Plan shows as “paid” when account is actually free
Symptoms: GET /status or npx cf-monitor status shows plan: "paid" on a Workers Free account.
Causes and fixes:
-
Token lacks billing permission — plan detection requires the
Account Settings: Readpermission (#billing:read) on your API token. Without it, cf-monitor conservatively defaults to “paid” (which means higher budget limits — safe but less protective for free accounts). Add the permission to your token for accurate detection. -
Cached result — the detected plan is cached in KV for 24 hours. If you recently upgraded/downgraded your plan, wait for cache expiry or delete the
config:planKV key manually.
Debug endpoints
These endpoints are always available on the monitor worker for troubleshooting:
| Endpoint | What it tells you |
|---|---|
GET /_health | Is the monitor worker running? |
GET /status | Account health, plan, billing period, CB states, GitHub/Slack config |
GET /errors | Recent error fingerprints and their GitHub issue URLs |
GET /budgets | Active circuit breakers, billing period |
GET /workers | Which workers have been discovered on the account |
GET /plan | Detected plan type, billing period, days remaining, plan allowances |
GET /usage | Account-wide per-service usage from CF GraphQL (approximate) |
GET /self-health | Self-monitoring: stale crons, error counts, handler breakdown |
Admin endpoints returning 401
Symptoms: All POST /admin/* requests return {"error":"Unauthorized"}.
Causes and fixes:
-
ADMIN_TOKEN not set — set the secret on the cf-monitor worker:
openssl rand -hex 32 # Generate a token npx cf-monitor secret set ADMIN_TOKEN -
Missing Authorization header — admin requests require:
curl -X POST .../admin/cron/budget-check \ -H "Authorization: Bearer YOUR_ADMIN_TOKEN" -
Wrong token — ensure the token in the header matches what was set via
secret set. Tokens are case-sensitive. -
Missing “Bearer ” prefix — the header must be
Authorization: Bearer <token>, notAuthorization: <token>.

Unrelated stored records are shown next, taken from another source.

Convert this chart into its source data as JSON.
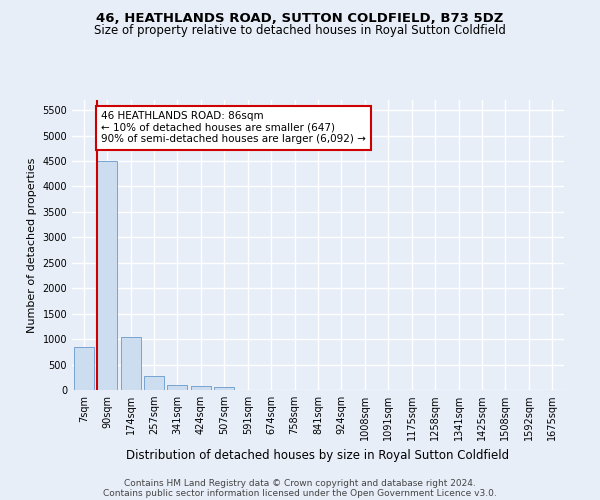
{
  "title1": "46, HEATHLANDS ROAD, SUTTON COLDFIELD, B73 5DZ",
  "title2": "Size of property relative to detached houses in Royal Sutton Coldfield",
  "xlabel": "Distribution of detached houses by size in Royal Sutton Coldfield",
  "ylabel": "Number of detached properties",
  "footer1": "Contains HM Land Registry data © Crown copyright and database right 2024.",
  "footer2": "Contains public sector information licensed under the Open Government Licence v3.0.",
  "bar_labels": [
    "7sqm",
    "90sqm",
    "174sqm",
    "257sqm",
    "341sqm",
    "424sqm",
    "507sqm",
    "591sqm",
    "674sqm",
    "758sqm",
    "841sqm",
    "924sqm",
    "1008sqm",
    "1091sqm",
    "1175sqm",
    "1258sqm",
    "1341sqm",
    "1425sqm",
    "1508sqm",
    "1592sqm",
    "1675sqm"
  ],
  "bar_values": [
    850,
    4500,
    1050,
    275,
    90,
    70,
    50,
    0,
    0,
    0,
    0,
    0,
    0,
    0,
    0,
    0,
    0,
    0,
    0,
    0,
    0
  ],
  "bar_color": "#ccddf0",
  "bar_edge_color": "#6699cc",
  "property_line_color": "#cc0000",
  "property_line_x": 0.575,
  "annotation_text": "46 HEATHLANDS ROAD: 86sqm\n← 10% of detached houses are smaller (647)\n90% of semi-detached houses are larger (6,092) →",
  "annotation_box_color": "#ffffff",
  "annotation_box_edge_color": "#cc0000",
  "ylim": [
    0,
    5700
  ],
  "yticks": [
    0,
    500,
    1000,
    1500,
    2000,
    2500,
    3000,
    3500,
    4000,
    4500,
    5000,
    5500
  ],
  "bg_color": "#e8eef8",
  "plot_bg_color": "#e8eef8",
  "grid_color": "#ffffff",
  "title1_fontsize": 9.5,
  "title2_fontsize": 8.5,
  "xlabel_fontsize": 8.5,
  "ylabel_fontsize": 8.0,
  "annotation_fontsize": 7.5,
  "tick_fontsize": 7.0,
  "footer_fontsize": 6.5
}
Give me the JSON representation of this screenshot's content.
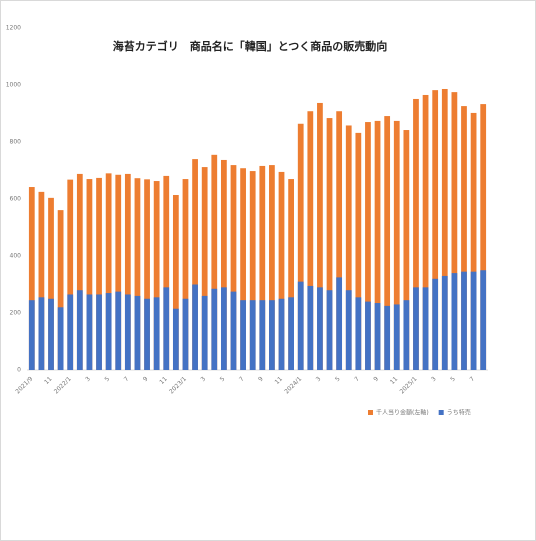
{
  "chart_data": {
    "type": "bar",
    "title": "海苔カテゴリ　商品名に「韓国」とつく商品の販売動向",
    "categories": [
      "2021/9",
      null,
      "11",
      null,
      "2022/1",
      null,
      "3",
      null,
      "5",
      null,
      "7",
      null,
      "9",
      null,
      "11",
      null,
      "2023/1",
      null,
      "3",
      null,
      "5",
      null,
      "7",
      null,
      "9",
      null,
      "11",
      null,
      "2024/1",
      null,
      "3",
      null,
      "5",
      null,
      "7",
      null,
      "9",
      null,
      "11",
      null,
      "2025/1",
      null,
      "3",
      null,
      "5",
      null,
      "7",
      null
    ],
    "series": [
      {
        "name": "千人当り金額(左軸)",
        "color": "#ed7d31",
        "values": [
          642,
          625,
          604,
          561,
          668,
          688,
          670,
          674,
          690,
          685,
          688,
          673,
          669,
          663,
          681,
          614,
          670,
          740,
          712,
          755,
          737,
          719,
          708,
          698,
          716,
          719,
          695,
          670,
          864,
          908,
          937,
          884,
          908,
          858,
          832,
          870,
          874,
          891,
          874,
          842,
          951,
          965,
          982,
          986,
          975,
          926,
          902,
          933
        ]
      },
      {
        "name": "うち特売",
        "color": "#4472c4",
        "values": [
          245,
          255,
          250,
          220,
          265,
          280,
          265,
          265,
          270,
          275,
          265,
          260,
          250,
          255,
          290,
          215,
          250,
          300,
          260,
          285,
          290,
          275,
          245,
          245,
          245,
          245,
          250,
          255,
          310,
          295,
          290,
          280,
          325,
          280,
          255,
          240,
          235,
          225,
          230,
          245,
          290,
          290,
          320,
          330,
          340,
          345,
          345,
          350
        ]
      }
    ],
    "ylim": [
      0,
      1200
    ],
    "yticks": [
      0,
      200,
      400,
      600,
      800,
      1000,
      1200
    ],
    "grid": false
  }
}
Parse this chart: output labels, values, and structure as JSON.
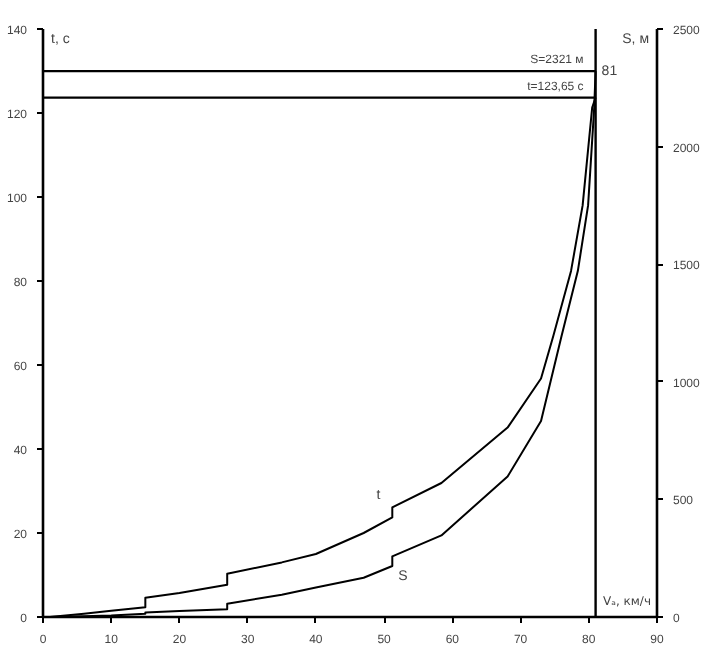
{
  "chart_data": {
    "type": "line",
    "ylabel": "t, c",
    "y2label": "S, м",
    "xlabel": "Vₐ, км/ч",
    "xlim": [
      0,
      90
    ],
    "ylim": [
      0,
      140
    ],
    "y2lim": [
      0,
      2500
    ],
    "xticks": [
      0,
      10,
      20,
      30,
      40,
      50,
      60,
      70,
      80,
      90
    ],
    "yticks": [
      0,
      20,
      40,
      60,
      80,
      100,
      120,
      140
    ],
    "y2ticks": [
      0,
      500,
      1000,
      1500,
      2000,
      2500
    ],
    "grid": false,
    "marker": "none",
    "line_style": "solid",
    "series": [
      {
        "name": "t",
        "color": "#000000",
        "x": [
          1,
          6,
          10,
          15,
          15,
          20,
          27,
          27,
          35,
          40,
          47,
          51.2,
          51.2,
          58.4,
          68.1,
          73,
          74.8,
          77.4,
          79.1,
          80.5,
          81
        ],
        "values": [
          0,
          0.8,
          1.5,
          2.3,
          4.6,
          5.7,
          7.7,
          10.3,
          13,
          15,
          20,
          23.7,
          26.1,
          31.9,
          45.1,
          56.8,
          66.9,
          82.4,
          98,
          121.3,
          123.7
        ]
      },
      {
        "name": "S",
        "color": "#000000",
        "axis": "y2",
        "x": [
          1,
          6,
          10,
          15,
          15,
          20,
          27,
          27,
          35,
          40,
          47,
          51.2,
          51.2,
          58.4,
          68.1,
          73,
          76,
          78.4,
          79.9,
          80.8,
          81
        ],
        "values": [
          0,
          3,
          6,
          14,
          19,
          25,
          33,
          56,
          95,
          125,
          167,
          217,
          258,
          347,
          597,
          833,
          1194,
          1472,
          1750,
          2167,
          2321
        ]
      }
    ],
    "ref_lines": [
      {
        "axis": "y2",
        "value": 2321,
        "label": "S=2321 м"
      },
      {
        "axis": "y",
        "value": 123.65,
        "label": "t=123,65 с"
      },
      {
        "axis": "x",
        "value": 81,
        "label": "81"
      }
    ]
  }
}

See Security — Admin endpoint authentication for details.
Self-monitoring shows stale crons
Symptoms: GET /self-health returns 503 with staleCrons listing one or more handlers.
Causes and fixes:
-
Cron recently deployed — after first deploy, it may take up to the cron interval (15 min or 1 hour) for all cron handlers to run once. Wait for the next scheduled execution.
-
Worker not running — check
npx cf-monitor statusandwrangler tail cf-monitorfor errors. -
KV propagation — self-monitoring timestamps are stored in KV with 48-hour TTL. Edge cache inconsistency may briefly show stale data.
-
Actual failure — if a specific cron handler consistently appears stale, check
wrangler tail cf-monitorfor errors during that handler’s schedule. Common causes: API token expired, GitHub rate limit, Slack webhook revoked.